Much like "Occupation", "Precipice" also features scenes filmed on the Colonial One set featuring several copies of the same Cylon models. Furthermore, Mimica Gezzan decided to shoot a 360-degree angle around the set, requiring additional digital duplication. The actors had to change their clothes between every take, which normally took as long as 30 minutes, after including time for touch ups on hair and makeup. The countryside of New Caprica was featured more towards the end of the episode. The producers found it a challenge to differentiate New Caprica from Caprica, the name of the planet New Caprica was named after following the holocaust from the miniseries, and featured extensively again during the first season, and both planets were filmed on location in temperate British Columbia forests.

==Reception==

"Occupation" and "Precipice" were originally meant to be released as two separate episodes; however, the producers decided to merge them to be released as a two-hour broadcast. The reasoning was partly due to the third episode "Exodus", which became too long and split to a two-part episode, and the producers did not wish to stretch the New Caprica storyline to several weeks. The two-hour season-three premiere was first broadcast on the Sci Fi Channel in the United States on Friday, October 6, 2006 between 9 pm and 11 pm. After its original broadcast, the two-hour episode attracted a household rating of 1.8, equaling a total of 2.2 million viewers. Ratings were an increase of two per cent in total viewing from the average of the second half of the second season.
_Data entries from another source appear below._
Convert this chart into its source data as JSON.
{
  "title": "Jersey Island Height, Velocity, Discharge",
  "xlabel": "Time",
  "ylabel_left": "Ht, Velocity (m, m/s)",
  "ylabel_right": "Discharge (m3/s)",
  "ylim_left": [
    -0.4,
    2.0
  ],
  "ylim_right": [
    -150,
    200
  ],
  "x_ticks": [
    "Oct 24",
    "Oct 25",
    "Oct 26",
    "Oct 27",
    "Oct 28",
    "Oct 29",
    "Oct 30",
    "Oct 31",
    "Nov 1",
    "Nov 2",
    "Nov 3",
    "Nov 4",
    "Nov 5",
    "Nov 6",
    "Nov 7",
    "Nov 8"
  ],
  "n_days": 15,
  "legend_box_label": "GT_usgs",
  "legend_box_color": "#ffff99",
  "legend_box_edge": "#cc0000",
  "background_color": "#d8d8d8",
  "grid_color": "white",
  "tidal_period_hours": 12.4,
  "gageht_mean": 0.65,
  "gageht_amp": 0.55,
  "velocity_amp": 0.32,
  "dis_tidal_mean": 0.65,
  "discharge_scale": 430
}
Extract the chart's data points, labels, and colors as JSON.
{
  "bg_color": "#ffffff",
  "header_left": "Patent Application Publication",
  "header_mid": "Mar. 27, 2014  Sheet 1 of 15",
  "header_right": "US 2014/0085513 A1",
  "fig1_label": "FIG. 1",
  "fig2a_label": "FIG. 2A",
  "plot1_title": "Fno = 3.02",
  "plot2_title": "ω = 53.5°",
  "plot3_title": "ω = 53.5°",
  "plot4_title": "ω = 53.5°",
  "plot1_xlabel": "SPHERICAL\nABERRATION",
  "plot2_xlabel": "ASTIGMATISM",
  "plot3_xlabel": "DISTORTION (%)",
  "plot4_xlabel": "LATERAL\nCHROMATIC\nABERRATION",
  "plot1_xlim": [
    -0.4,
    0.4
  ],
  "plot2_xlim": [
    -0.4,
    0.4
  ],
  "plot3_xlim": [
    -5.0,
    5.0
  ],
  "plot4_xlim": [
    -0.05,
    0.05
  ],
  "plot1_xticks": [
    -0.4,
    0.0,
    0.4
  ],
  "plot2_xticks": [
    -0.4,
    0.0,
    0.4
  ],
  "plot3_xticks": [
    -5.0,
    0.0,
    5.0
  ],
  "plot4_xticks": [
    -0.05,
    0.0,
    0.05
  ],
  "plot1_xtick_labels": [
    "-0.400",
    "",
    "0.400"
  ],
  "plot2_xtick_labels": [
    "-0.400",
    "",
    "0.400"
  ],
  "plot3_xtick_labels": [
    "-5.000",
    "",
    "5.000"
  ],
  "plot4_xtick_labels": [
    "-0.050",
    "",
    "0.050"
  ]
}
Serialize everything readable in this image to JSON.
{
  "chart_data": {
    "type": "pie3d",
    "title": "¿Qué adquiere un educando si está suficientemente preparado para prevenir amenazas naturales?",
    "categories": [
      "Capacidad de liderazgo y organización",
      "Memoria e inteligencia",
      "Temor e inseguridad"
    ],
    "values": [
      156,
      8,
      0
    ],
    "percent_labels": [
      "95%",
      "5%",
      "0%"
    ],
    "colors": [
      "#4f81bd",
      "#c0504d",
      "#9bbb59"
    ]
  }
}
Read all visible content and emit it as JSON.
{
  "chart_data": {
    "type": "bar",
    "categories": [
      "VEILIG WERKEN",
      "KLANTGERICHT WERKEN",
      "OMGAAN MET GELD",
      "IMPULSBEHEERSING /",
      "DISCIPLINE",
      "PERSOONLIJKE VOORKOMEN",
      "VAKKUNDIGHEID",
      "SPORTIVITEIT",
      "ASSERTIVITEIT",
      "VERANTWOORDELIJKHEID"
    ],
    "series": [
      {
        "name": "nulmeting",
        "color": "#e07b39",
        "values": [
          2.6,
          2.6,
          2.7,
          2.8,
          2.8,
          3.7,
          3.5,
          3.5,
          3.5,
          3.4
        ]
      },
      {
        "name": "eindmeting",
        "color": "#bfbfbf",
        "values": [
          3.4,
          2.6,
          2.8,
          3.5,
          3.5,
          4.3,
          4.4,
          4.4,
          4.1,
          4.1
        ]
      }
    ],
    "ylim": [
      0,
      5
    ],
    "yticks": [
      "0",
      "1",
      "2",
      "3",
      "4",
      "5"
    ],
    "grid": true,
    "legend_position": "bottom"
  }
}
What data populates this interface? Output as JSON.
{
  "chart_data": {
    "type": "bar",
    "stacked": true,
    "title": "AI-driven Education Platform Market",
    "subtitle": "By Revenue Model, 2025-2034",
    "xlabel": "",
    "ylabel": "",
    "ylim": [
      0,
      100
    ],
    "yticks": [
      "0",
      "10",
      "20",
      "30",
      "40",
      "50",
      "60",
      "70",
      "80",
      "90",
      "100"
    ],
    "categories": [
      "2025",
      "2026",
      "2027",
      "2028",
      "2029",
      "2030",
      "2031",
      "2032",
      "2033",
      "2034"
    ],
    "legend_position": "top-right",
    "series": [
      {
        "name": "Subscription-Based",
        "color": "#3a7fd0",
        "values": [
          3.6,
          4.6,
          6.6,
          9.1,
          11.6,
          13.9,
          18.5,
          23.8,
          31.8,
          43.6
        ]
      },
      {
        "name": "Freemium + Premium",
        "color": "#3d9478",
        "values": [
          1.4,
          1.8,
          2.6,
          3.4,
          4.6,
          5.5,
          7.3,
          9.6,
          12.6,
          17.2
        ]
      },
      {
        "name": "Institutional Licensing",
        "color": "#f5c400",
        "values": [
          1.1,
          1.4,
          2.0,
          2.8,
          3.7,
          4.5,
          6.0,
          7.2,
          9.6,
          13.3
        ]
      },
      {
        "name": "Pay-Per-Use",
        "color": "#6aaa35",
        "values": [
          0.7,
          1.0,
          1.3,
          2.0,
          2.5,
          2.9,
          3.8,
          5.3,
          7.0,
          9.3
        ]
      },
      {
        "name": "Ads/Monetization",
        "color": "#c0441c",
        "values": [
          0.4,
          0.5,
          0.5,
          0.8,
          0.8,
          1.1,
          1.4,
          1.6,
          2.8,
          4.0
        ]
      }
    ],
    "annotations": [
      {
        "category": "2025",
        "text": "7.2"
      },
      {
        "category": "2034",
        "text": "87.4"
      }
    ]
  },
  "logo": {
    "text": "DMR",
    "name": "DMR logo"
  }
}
"Precipice" received positive reviews from critics. Keith McDuffee of TV Squad felt that Sharon Agathon coming to the fleet was a "surprising development" and the cliffhanger was "unbelievable", adding "are the writers actually crazy enough to mass kill so many main characters to the series? Is it possible at all that they can actually get out of this?" Eric Goldman of IGN rated the episode a "masterful" 10 out of 10, stating "watching the season premiere of Battlestar Galactica is a great reminder that this is truly still the best show on television." Ian Berriman of SFX reacted positively towards the episode, stating "Although there are a couple of great surprises in this episode – Casey, the Great Escape-homaging finale – the highlights are a fistful of fabulous face-offs: Baltar discussing the bombing with Roslin; Roslin questioning Tigh's methods; Apollo telling Adama that his plan is madness. James Callis's performance as the haggard, tortured Baltar is outstanding." Berriman rated the episode five stars out of five. Patrick Sauriol of UGO felt that although it was set a year since "Lay Down Your Burdens", it "hasn't lost a thing by jumping ahead," and that the episode, along with "Occupation", "confirm that it's still the best show on television." Sauriol graded both episodes an A-. Television Without Pity gave the episode an A+, a higher grade than the previous episode.

In 2007, the episode was nominated for a 59th Primetime Emmy Awards for "Outstanding Writing in a Drama Series", but lost to HBO's The Sopranos series finale "Made in America". "Precipice" was also nominated for a Writers Guild of America Award for best Episodic Drama. However, the episode lost out to the pilot episode of Big Love.